The discharges took place at various locations along the Massachusetts coast, including in Salem Harbor and off beaches in Marblehead and Beverly, as well as in the Charles River near the Esplanade during July 4 celebrations in 2002. The discharges ranged in amount in the hundreds of gallons. The sewage discharged from the Hannah Glover included the waste generated by its passengers, as well as the sewage from the Rockmore, as the company’s employees routinely pumped the contents of the Rockmore’s sewage holding tank onto the Hannah Glover for disposal. During some summers, the company allowed the sewage holding tank aboard the Rockmore intermittently to overflow, such that raw, untreated sewage spilled into Salem Harbor.
Under a plea agreement between the Rockmore Company and the Government, the company will pay a fine of $300,000, of which $75,000 will be directed to the Massachusetts Environmental Trust to be used for water quality projects. The company will also issue a public apology in regional newspapers that serve coastal communities, including the Boston Herald, Standard-Times of New Bedford, Cape Cod Times and the Salem News. During its three years on probation, the company must report its activities to the U.S. Coast Guard and discharge its sewage in municipally approved disposal facilities.
“This sentence reflects the Government’s resolve to prevent our local waters from being used as a convenient dumping ground for those unwilling to pay for proper waste disposal,” said U.S. Attorney Ortiz.
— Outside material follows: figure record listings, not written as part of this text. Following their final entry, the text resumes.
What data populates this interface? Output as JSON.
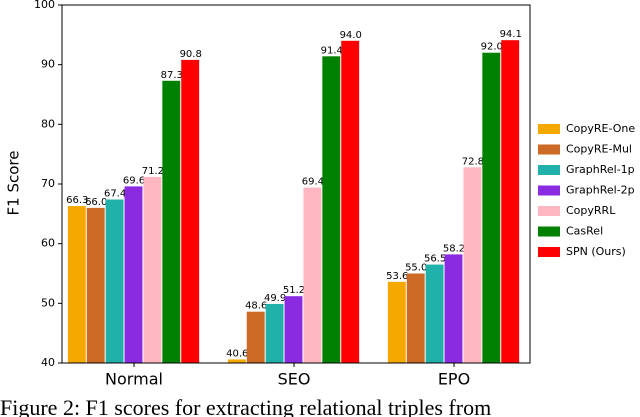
{
  "chart_data": {
    "type": "bar",
    "caption": "Figure 2: F1 scores for extracting relational triples from",
    "y_label": "F1 Score",
    "categories": [
      "Normal",
      "SEO",
      "EPO"
    ],
    "ylim": [
      40,
      100
    ],
    "yticks": [
      40,
      50,
      60,
      70,
      80,
      90,
      100
    ],
    "legend": "right",
    "series": [
      {
        "name": "CopyRE-One",
        "color": "#f5a800",
        "values": [
          66.3,
          40.6,
          53.6
        ],
        "value_labels": [
          "66.3",
          "40.6",
          "53.6"
        ]
      },
      {
        "name": "CopyRE-Mul",
        "color": "#cd6a25",
        "values": [
          66.0,
          48.6,
          55.0
        ],
        "value_labels": [
          "66.0",
          "48.6",
          "55.0"
        ]
      },
      {
        "name": "GraphRel-1p",
        "color": "#20b2aa",
        "values": [
          67.4,
          49.9,
          56.5
        ],
        "value_labels": [
          "67.4",
          "49.9",
          "56.5"
        ]
      },
      {
        "name": "GraphRel-2p",
        "color": "#8a2be2",
        "values": [
          69.6,
          51.2,
          58.2
        ],
        "value_labels": [
          "69.6",
          "51.2",
          "58.2"
        ]
      },
      {
        "name": "CopyRRL",
        "color": "#ffb6c1",
        "values": [
          71.2,
          69.4,
          72.8
        ],
        "value_labels": [
          "71.2",
          "69.4",
          "72.8"
        ]
      },
      {
        "name": "CasRel",
        "color": "#008000",
        "values": [
          87.3,
          91.4,
          92.0
        ],
        "value_labels": [
          "87.3",
          "91.4",
          "92.0"
        ]
      },
      {
        "name": "SPN (Ours)",
        "color": "#ff0000",
        "values": [
          90.8,
          94.0,
          94.1
        ],
        "value_labels": [
          "90.8",
          "94.0",
          "94.1"
        ]
      }
    ]
  }
}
“The plea demonstrates the Coast Guard's commitment, and our resolve to work with our government partners, in protecting the maritime environment from those who pollute our waterways and violate the law," said Rear Admiral Nimmich.
The case was investigated by the Coast Guard Investigative Service. It was prosecuted by Assistant U.S. Attorney Jonathan F. Mitchell of Ortiz's Economic Crimes Unit and Special Assistant United States Attorneys Russell Bowman and Cassie Kitchen of the United States Coast Guard.